A Scanner iterates over a Dataset's fragments and returns data
according to given row filtering and column projection. A ScannerBuilder
can help create one.
Scanner$create() wraps the ScannerBuilder interface to make a Scanner.
It takes the following arguments:
dataset: A Dataset or arrow_dplyr_query object, as returned by the
dplyr methods on Dataset.
projection: A character vector of column names to select columns or a
named list of expressions
filter: A Expression to filter the scanned rows by, or TRUE (default)
to keep all rows.
use_threads: logical: should scanning use multithreading? Default TRUE
use_async: logical: deprecated, this field no longer has any effect on
behavior.
...: Additional arguments, currently ignored
ScannerBuilder has the following methods:
$Project(cols): Indicate that the scan should only return columns given
by cols, a character vector of column names
$Filter(expr): Filter rows by an Expression.

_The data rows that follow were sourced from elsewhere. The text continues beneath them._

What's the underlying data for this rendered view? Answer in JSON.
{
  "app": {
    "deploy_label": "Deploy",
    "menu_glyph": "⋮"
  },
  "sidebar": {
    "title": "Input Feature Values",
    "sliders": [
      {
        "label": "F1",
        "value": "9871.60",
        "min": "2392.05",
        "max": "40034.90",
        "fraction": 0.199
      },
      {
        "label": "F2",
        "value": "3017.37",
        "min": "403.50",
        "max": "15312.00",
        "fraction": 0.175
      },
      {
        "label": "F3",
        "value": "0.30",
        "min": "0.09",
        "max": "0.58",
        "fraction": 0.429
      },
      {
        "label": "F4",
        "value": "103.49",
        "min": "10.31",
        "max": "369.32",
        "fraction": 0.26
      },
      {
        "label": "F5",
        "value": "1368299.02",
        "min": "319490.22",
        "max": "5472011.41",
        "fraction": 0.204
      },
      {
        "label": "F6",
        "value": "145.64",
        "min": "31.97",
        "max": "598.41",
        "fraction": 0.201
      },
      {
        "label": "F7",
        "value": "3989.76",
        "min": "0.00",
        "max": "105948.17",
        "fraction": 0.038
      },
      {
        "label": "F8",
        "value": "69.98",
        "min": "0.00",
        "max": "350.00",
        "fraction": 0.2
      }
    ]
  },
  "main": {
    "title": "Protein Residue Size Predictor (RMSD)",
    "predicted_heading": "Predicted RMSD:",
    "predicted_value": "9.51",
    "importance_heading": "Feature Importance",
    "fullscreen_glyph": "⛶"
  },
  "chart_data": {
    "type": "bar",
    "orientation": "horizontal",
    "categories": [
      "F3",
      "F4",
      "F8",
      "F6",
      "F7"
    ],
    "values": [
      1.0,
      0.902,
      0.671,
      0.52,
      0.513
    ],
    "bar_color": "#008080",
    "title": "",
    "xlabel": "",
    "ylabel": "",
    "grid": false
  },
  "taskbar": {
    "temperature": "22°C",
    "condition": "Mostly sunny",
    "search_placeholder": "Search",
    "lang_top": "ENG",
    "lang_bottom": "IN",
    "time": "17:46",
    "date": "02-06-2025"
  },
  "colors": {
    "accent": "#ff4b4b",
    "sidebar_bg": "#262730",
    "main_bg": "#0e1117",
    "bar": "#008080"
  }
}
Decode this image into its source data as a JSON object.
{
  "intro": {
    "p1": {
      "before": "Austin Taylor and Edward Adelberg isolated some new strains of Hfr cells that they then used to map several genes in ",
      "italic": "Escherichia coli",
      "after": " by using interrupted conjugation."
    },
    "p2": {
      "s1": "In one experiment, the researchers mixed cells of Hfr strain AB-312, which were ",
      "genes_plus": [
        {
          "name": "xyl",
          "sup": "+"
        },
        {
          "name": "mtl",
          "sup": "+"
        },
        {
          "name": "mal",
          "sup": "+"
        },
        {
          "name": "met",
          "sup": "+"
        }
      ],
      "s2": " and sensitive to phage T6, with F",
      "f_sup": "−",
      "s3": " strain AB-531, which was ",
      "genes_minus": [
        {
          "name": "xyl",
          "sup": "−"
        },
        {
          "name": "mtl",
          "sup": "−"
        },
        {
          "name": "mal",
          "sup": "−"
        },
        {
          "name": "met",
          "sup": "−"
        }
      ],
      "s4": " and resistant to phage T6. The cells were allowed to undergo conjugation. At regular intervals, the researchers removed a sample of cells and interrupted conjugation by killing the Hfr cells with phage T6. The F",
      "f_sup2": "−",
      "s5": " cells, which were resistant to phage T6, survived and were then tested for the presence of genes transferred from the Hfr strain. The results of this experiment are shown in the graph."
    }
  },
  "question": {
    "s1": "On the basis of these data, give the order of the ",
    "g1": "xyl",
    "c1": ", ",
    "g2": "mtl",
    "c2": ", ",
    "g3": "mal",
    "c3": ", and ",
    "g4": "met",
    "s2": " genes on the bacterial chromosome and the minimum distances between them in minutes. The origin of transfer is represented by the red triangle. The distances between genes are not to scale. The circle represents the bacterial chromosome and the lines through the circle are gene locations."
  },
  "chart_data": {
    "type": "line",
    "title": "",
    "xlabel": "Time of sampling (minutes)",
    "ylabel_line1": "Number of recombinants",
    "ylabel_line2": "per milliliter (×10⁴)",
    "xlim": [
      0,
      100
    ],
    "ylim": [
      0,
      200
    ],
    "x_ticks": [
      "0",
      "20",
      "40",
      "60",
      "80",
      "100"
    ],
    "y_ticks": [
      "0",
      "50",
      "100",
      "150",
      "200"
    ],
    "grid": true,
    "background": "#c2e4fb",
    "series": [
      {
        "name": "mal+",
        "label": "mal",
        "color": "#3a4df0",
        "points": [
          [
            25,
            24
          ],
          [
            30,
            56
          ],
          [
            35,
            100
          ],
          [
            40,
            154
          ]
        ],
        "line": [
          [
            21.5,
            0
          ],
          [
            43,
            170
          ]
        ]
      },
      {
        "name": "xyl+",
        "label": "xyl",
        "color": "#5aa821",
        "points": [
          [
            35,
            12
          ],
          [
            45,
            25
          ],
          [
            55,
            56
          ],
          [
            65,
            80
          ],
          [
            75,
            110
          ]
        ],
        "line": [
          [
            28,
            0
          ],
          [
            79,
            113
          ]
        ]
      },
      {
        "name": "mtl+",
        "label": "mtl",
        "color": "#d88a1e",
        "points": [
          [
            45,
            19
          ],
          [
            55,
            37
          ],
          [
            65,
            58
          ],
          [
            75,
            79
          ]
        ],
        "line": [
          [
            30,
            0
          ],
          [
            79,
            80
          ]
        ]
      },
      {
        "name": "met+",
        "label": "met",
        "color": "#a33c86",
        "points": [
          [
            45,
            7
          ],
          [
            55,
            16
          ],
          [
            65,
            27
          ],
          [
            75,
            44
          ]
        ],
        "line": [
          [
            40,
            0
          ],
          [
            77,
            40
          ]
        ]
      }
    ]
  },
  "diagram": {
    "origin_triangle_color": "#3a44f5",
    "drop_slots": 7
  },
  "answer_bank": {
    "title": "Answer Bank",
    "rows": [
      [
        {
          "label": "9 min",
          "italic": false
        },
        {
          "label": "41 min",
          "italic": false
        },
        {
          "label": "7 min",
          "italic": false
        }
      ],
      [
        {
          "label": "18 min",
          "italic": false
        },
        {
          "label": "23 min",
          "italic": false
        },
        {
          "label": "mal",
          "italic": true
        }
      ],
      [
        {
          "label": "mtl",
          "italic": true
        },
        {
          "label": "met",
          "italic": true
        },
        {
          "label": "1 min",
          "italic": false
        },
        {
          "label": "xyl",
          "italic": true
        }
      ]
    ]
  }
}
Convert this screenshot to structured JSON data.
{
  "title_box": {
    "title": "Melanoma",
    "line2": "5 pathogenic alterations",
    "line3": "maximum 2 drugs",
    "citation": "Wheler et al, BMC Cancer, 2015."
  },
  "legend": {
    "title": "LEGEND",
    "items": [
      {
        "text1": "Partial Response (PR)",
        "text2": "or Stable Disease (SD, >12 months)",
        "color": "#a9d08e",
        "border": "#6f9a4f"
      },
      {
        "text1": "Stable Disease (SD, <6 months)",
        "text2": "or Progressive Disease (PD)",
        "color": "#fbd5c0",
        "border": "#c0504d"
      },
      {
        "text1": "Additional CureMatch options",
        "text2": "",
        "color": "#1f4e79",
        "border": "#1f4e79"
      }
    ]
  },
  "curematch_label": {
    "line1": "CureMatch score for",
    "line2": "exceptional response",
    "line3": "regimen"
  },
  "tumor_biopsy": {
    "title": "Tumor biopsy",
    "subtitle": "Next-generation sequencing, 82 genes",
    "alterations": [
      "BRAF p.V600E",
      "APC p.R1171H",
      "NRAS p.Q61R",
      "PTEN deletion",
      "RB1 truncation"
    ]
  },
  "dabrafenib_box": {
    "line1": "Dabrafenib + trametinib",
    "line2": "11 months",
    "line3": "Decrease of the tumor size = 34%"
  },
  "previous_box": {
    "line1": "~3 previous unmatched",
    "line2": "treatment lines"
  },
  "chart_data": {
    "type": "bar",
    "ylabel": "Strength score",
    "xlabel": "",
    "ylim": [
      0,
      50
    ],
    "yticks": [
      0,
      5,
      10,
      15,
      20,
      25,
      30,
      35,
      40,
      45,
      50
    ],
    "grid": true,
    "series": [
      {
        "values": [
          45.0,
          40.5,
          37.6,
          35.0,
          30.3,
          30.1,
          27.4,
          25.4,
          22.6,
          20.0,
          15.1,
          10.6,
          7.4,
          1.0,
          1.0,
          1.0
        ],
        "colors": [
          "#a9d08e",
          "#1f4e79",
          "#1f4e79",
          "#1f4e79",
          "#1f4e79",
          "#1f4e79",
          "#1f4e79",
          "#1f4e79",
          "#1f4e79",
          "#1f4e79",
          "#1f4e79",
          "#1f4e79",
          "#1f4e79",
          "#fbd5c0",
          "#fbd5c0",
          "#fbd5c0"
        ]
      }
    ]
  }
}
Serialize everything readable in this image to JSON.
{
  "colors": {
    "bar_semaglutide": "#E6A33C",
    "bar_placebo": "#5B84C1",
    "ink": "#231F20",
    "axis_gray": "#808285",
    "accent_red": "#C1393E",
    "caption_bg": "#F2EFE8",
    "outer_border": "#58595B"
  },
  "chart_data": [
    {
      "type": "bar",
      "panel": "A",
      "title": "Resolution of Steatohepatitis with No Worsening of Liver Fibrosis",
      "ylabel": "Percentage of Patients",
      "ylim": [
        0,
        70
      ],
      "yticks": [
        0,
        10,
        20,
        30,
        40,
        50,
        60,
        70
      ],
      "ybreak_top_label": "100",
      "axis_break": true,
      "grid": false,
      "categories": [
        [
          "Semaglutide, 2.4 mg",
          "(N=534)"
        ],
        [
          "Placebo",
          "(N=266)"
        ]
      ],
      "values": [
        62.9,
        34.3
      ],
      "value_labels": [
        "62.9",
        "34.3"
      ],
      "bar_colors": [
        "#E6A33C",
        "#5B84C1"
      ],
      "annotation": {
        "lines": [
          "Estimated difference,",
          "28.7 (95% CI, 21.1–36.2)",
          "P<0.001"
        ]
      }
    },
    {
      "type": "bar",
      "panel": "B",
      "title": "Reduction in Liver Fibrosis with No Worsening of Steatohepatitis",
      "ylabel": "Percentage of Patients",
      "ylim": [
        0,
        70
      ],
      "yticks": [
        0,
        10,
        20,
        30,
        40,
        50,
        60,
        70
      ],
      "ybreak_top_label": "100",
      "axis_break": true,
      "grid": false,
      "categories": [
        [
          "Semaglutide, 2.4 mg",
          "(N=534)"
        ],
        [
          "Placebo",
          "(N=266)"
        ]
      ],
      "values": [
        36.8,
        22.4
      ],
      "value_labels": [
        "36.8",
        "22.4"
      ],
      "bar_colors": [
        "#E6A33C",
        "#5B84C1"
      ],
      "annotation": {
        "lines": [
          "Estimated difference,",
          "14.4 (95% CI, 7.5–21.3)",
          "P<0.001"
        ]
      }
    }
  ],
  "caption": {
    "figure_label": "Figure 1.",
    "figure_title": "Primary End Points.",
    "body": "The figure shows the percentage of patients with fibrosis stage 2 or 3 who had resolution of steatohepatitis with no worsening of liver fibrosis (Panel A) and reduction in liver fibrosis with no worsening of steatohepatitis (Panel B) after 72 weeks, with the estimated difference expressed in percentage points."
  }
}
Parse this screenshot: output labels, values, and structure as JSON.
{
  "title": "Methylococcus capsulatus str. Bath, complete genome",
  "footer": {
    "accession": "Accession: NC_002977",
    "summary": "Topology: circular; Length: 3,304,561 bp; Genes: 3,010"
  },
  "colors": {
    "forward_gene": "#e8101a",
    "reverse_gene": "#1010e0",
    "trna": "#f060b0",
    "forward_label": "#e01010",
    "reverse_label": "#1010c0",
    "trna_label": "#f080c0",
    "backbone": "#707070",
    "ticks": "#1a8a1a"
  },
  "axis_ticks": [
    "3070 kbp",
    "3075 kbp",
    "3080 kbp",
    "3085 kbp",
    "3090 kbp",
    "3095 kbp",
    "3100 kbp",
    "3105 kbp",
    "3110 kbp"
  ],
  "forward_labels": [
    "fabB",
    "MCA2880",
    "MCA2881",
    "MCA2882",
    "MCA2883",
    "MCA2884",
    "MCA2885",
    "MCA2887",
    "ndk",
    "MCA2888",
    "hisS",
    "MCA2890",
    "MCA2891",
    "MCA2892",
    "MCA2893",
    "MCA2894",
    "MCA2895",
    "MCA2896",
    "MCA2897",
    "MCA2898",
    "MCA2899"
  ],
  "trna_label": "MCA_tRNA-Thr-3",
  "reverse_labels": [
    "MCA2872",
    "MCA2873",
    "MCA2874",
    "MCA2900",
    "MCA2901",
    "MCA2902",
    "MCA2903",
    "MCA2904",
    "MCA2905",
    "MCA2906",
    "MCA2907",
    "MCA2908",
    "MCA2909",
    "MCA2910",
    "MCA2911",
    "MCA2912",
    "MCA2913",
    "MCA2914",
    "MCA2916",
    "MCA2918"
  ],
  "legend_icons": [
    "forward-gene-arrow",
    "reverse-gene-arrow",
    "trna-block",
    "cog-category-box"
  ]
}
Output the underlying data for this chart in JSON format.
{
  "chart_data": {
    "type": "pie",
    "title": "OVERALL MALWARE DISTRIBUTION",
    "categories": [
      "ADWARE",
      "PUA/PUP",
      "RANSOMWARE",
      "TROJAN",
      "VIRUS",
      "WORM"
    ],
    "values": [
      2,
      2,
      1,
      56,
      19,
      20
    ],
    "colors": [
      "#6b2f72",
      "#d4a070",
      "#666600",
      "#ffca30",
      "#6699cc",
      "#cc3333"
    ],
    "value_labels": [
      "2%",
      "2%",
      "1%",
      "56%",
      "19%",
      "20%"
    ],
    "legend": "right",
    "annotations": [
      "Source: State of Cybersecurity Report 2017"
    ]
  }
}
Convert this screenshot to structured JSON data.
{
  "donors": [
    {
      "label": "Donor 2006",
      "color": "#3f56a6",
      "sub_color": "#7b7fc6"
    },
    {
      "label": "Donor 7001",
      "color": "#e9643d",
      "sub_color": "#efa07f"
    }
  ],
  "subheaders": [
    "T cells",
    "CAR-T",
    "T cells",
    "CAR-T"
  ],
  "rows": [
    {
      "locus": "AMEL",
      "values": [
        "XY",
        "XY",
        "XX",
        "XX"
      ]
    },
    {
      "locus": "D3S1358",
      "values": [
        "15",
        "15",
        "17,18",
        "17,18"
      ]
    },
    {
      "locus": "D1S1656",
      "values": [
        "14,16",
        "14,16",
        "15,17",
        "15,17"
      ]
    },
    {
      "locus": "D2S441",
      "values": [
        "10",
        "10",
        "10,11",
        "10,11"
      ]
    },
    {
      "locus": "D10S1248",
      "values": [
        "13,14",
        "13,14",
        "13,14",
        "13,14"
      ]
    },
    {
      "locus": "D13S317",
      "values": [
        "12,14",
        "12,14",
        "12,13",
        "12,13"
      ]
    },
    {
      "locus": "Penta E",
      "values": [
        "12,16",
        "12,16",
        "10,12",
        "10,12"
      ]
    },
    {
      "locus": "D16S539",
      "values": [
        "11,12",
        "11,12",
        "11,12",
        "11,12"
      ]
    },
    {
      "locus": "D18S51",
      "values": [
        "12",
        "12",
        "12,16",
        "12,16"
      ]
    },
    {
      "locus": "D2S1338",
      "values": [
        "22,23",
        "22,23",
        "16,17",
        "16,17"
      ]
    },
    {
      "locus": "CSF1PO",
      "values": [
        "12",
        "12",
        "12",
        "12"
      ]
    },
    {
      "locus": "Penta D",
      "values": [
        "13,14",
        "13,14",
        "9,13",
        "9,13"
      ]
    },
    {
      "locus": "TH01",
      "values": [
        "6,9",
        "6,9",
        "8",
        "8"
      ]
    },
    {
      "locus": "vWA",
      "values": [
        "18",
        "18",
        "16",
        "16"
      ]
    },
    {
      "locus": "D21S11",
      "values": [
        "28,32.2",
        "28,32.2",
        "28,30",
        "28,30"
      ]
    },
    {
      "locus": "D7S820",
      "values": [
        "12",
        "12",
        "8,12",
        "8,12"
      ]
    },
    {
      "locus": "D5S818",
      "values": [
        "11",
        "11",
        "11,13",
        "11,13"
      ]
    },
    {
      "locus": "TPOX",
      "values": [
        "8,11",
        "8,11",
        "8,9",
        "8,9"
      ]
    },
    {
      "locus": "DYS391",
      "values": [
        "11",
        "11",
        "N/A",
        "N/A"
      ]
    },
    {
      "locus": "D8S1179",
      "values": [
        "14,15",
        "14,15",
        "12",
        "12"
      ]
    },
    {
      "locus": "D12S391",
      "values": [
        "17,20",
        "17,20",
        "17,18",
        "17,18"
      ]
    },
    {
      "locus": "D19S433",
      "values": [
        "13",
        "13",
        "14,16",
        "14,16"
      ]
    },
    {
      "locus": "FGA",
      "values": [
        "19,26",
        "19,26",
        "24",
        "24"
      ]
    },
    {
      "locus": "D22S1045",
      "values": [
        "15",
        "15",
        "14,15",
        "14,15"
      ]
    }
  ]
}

$UseThreads(threads): logical: should the scan use multithreading?
The method's default input is TRUE, but you must call the method to enable
multithreading because the scanner default is FALSE.
$UseAsync(use_async): logical: deprecated, has no effect
$BatchSize(batch_size): integer: Maximum row count of scanned record
batches, default is 32K. If scanned record batches are overflowing memory
then this method can be called to reduce their size.
$schema: Active binding, returns the Schema of the Dataset
$Finish(): Returns a Scanner
Scanner currently has a single method, $ToTable(), which evaluates the
query and returns an Arrow Table.